What if a customer purchased a product or service that would make the claim to increase in value over time and with more use? There is a caveat, however. The product's cost increases an average of 5.2 percent annually. Worse, the cost projections outpace inflation and the growth in personal income for the unforeseeable future.
What is this valuable product that is saddled with such outrageous cost increases? Higher education.
In a recent Politifact article, John Morgan, the chancellor of Tennessee's Board of Regents noted that "students now pay 67 percent of the costs of their educations at the state's universities and 60 percent at community colleges."
I'm curious, Mr.
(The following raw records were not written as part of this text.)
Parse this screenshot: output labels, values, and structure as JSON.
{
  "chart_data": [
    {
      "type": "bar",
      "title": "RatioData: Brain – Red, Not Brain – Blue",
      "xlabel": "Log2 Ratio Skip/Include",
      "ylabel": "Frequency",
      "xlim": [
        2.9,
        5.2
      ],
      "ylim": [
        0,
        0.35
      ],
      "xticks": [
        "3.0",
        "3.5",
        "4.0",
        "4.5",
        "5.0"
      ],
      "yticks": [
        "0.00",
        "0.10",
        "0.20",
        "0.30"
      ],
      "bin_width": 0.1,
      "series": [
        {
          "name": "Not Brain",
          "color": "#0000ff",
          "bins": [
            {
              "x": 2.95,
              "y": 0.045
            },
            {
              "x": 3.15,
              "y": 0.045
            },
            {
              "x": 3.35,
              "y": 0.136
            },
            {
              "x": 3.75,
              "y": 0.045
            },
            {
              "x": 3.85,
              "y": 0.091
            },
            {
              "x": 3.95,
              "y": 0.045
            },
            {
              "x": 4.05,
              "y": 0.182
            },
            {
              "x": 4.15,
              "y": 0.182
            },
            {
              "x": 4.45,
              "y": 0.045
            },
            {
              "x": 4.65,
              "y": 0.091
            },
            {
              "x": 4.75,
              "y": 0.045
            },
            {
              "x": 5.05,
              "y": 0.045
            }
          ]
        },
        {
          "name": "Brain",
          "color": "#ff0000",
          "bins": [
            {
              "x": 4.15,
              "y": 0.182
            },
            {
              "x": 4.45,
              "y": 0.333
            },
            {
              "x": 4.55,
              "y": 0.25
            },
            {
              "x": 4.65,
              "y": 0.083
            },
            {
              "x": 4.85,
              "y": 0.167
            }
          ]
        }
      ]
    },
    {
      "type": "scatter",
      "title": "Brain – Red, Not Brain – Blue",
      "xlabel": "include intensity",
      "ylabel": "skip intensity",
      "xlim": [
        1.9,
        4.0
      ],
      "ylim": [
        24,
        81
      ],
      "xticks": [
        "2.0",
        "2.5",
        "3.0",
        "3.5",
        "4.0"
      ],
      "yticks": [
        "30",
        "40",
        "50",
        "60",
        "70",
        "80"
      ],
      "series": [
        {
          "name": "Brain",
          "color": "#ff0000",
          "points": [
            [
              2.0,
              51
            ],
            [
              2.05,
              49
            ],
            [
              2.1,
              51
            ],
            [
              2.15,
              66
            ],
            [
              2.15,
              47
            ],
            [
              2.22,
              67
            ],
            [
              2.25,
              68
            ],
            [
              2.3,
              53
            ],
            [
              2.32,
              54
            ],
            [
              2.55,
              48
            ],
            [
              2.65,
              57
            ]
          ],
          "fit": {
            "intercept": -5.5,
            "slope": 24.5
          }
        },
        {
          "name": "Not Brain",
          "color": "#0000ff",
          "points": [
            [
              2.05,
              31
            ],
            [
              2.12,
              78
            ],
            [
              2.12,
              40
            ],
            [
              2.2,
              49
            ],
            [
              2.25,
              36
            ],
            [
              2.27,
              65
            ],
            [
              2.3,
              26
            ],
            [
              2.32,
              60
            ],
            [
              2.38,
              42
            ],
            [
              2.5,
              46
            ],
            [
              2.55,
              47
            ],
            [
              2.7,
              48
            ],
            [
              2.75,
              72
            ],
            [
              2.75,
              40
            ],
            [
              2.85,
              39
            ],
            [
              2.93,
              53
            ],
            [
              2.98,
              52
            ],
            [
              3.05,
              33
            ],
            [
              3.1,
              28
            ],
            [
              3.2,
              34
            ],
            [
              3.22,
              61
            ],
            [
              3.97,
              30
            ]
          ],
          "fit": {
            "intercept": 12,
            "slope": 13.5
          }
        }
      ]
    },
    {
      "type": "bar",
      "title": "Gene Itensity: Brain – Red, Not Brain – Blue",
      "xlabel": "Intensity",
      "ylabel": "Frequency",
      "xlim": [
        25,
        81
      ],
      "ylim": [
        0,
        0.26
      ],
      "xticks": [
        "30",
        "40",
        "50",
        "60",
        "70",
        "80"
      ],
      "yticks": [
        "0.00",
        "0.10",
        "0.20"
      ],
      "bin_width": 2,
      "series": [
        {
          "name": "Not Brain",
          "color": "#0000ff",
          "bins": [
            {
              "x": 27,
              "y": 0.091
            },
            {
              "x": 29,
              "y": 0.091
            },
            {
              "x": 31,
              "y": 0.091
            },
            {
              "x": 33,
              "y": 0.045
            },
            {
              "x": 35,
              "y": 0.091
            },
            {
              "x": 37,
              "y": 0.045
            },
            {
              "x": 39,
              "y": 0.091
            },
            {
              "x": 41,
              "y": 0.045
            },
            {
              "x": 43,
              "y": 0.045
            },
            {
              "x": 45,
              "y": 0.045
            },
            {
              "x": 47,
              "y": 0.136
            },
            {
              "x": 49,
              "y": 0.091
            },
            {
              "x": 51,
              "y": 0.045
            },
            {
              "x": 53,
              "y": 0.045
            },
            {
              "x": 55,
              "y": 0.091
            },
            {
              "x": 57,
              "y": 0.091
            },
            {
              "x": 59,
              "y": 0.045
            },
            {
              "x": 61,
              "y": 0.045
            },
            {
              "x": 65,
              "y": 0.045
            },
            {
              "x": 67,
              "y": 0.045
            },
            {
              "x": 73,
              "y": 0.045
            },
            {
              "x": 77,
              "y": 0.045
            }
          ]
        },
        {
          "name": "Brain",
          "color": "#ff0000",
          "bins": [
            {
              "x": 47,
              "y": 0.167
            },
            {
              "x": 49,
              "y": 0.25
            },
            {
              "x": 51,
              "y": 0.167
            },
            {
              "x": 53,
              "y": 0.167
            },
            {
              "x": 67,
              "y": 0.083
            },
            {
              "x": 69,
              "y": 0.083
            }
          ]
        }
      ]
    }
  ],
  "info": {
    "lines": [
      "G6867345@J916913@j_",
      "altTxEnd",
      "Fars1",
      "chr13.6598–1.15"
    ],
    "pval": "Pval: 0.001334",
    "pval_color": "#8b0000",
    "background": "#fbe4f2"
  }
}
Morgan, shouldn't students pay all of those costs?
In truth, taxpayers fund a huge portion of higher education.
Chancellor Morgan observed that while 33 percent is now a subsidy of the state, a few decades ago, higher education received "state appropriations that comprised up to 70 percent ... and students and their parents picked up the rest."
The cost of tuition and "fees" for higher education have "more than doubled since 2000, outstripping the inflation rate across all goods as well as the growth rates of energy, housing and healthcare costs," according to the July 2011 issue of Moody's Analytics.
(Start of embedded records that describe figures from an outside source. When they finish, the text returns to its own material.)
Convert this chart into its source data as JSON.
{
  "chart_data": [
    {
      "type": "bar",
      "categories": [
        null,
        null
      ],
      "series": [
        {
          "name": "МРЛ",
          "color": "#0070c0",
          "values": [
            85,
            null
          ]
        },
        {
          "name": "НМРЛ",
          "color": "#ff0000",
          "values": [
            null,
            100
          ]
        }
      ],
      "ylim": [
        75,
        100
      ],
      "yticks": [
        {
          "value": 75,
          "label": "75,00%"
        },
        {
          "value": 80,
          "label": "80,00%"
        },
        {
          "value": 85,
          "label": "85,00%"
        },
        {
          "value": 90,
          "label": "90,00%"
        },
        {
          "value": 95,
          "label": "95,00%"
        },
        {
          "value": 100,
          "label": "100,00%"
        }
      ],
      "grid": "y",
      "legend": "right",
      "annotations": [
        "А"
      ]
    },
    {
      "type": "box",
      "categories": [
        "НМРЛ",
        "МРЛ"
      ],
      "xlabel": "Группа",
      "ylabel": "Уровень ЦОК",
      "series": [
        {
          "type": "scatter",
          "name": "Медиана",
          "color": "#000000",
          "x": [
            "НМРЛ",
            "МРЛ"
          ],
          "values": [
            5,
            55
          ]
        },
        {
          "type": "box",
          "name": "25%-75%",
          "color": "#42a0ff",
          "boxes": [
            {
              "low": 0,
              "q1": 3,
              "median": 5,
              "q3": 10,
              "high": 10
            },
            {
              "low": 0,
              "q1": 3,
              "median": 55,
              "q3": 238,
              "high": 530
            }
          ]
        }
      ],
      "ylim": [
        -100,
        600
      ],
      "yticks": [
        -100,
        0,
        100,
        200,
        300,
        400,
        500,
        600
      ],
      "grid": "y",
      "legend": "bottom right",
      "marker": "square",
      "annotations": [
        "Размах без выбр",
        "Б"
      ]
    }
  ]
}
Remember that government-subsidized goods and services increase in cost and artificially alters the market. We all recall the recent housing market fiasco caused by easy subprime loans that sent the real estate market spiraling with reduced home equities.
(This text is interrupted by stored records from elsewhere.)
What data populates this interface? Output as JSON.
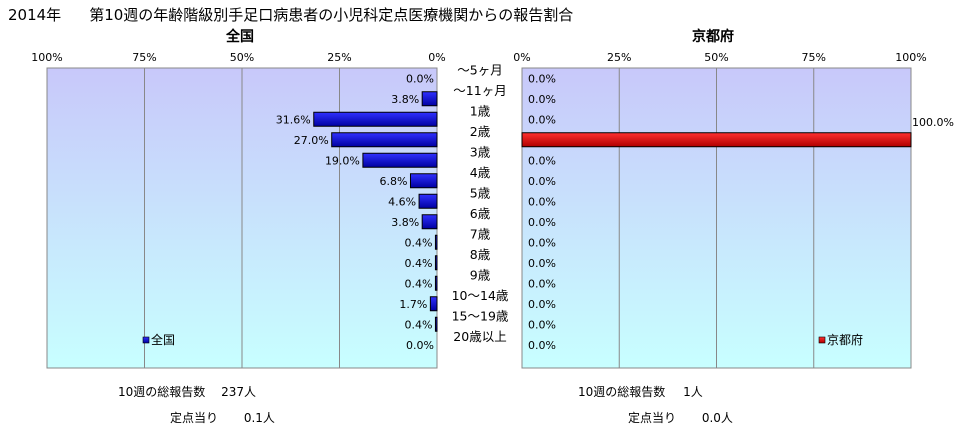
{
  "title": {
    "year": "2014年",
    "text": "第10週の年齢階級別手足口病患者の小児科定点医療機関からの報告割合"
  },
  "colors": {
    "national_bar": "#1010cc",
    "kyoto_bar": "#dd1010",
    "plot_top": "#c8c8fa",
    "plot_bottom": "#c8ffff"
  },
  "chart_data": [
    {
      "type": "bar",
      "orientation": "horizontal",
      "direction": "right-to-left",
      "title": "全国",
      "legend": "全国",
      "legend_position": "bottom-left",
      "grid": true,
      "xlim": [
        0,
        100
      ],
      "xticks": [
        "100%",
        "75%",
        "50%",
        "25%",
        "0%"
      ],
      "categories": [
        "～5ヶ月",
        "～11ヶ月",
        "1歳",
        "2歳",
        "3歳",
        "4歳",
        "5歳",
        "6歳",
        "7歳",
        "8歳",
        "9歳",
        "10～14歳",
        "15～19歳",
        "20歳以上"
      ],
      "values": [
        0.0,
        3.8,
        31.6,
        27.0,
        19.0,
        6.8,
        4.6,
        3.8,
        0.4,
        0.4,
        0.4,
        1.7,
        0.4,
        0.0
      ],
      "labels": [
        "0.0%",
        "3.8%",
        "31.6%",
        "27.0%",
        "19.0%",
        "6.8%",
        "4.6%",
        "3.8%",
        "0.4%",
        "0.4%",
        "0.4%",
        "1.7%",
        "0.4%",
        "0.0%"
      ]
    },
    {
      "type": "bar",
      "orientation": "horizontal",
      "direction": "left-to-right",
      "title": "京都府",
      "legend": "京都府",
      "legend_position": "bottom-right",
      "grid": true,
      "xlim": [
        0,
        100
      ],
      "xticks": [
        "0%",
        "25%",
        "50%",
        "75%",
        "100%"
      ],
      "categories": [
        "～5ヶ月",
        "～11ヶ月",
        "1歳",
        "2歳",
        "3歳",
        "4歳",
        "5歳",
        "6歳",
        "7歳",
        "8歳",
        "9歳",
        "10～14歳",
        "15～19歳",
        "20歳以上"
      ],
      "values": [
        0.0,
        0.0,
        0.0,
        100.0,
        0.0,
        0.0,
        0.0,
        0.0,
        0.0,
        0.0,
        0.0,
        0.0,
        0.0,
        0.0
      ],
      "labels": [
        "0.0%",
        "0.0%",
        "0.0%",
        "100.0%",
        "0.0%",
        "0.0%",
        "0.0%",
        "0.0%",
        "0.0%",
        "0.0%",
        "0.0%",
        "0.0%",
        "0.0%",
        "0.0%"
      ]
    }
  ],
  "summary": {
    "national": {
      "total_label": "10週の総報告数",
      "total_value": "237人",
      "per_label": "定点当り",
      "per_value": "0.1人"
    },
    "kyoto": {
      "total_label": "10週の総報告数",
      "total_value": "1人",
      "per_label": "定点当り",
      "per_value": "0.0人"
    }
  }
}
The doubling cost of tuition since 2000 coincidentally mirrors the explosion in college loans with student loan debt now at $1 trillion.
And who guarantees those student loans offered at low interest rates? Yep -- the taxpayer again.
The federal government insures these student loans and, as of July 2010, is the sole lender of guaranteed student loans President Obama turned the Department of Education into a bank with the profits to be used for ... wait for it ... Obamacare.
Moody's Analytics observed that "federal grant aid nearly doubled from $26 billion to $52 billion between the years reviewed of 2008-2009 and 2010-2011."
In the Oct 24 publication of Syracuse University's student paper, "The Daily Orange," a student submitted an opinion with this observation: "Government aid, by purpose and effect, enables people to pay more for some good or service ... federal student aid empowers students to pay more than they otherwise could for college, federal college aid empowers colleges to raise prices."
Chancellor John Morgan concluded in Politifact, "I believe we are at a point where we can't raise tuition much beyond general-inflation increases without impacting enrollment. We may already be seeing that effect this year: enrollment is down on average across our system although historically enrollments rise during recessions and flatten out or decline somewhat during recoveries ..."
A recent educational report by Demos, a national public policy organization, worried that states have been forced to prioritize spending and balance budgets which reduced tax-dollars for colleges and universities. The result has been "an irreversible slide of the United States' higher education's becoming a collectively-funded good to that of an individually purchased private good."
Education is a national necessity. It has both value and cost. When it is collectively-funded, it has proven to be non-competitive and unresponsive to its customer: the student. It's time for reform with the customer's needs being driven into the market of higher education.
Robin Smith, a consultant at Rivers Edge Alliance, is a wife and mother living in Hixson. She served as chairman of the Tennessee Republican Party from 2007 to 2009.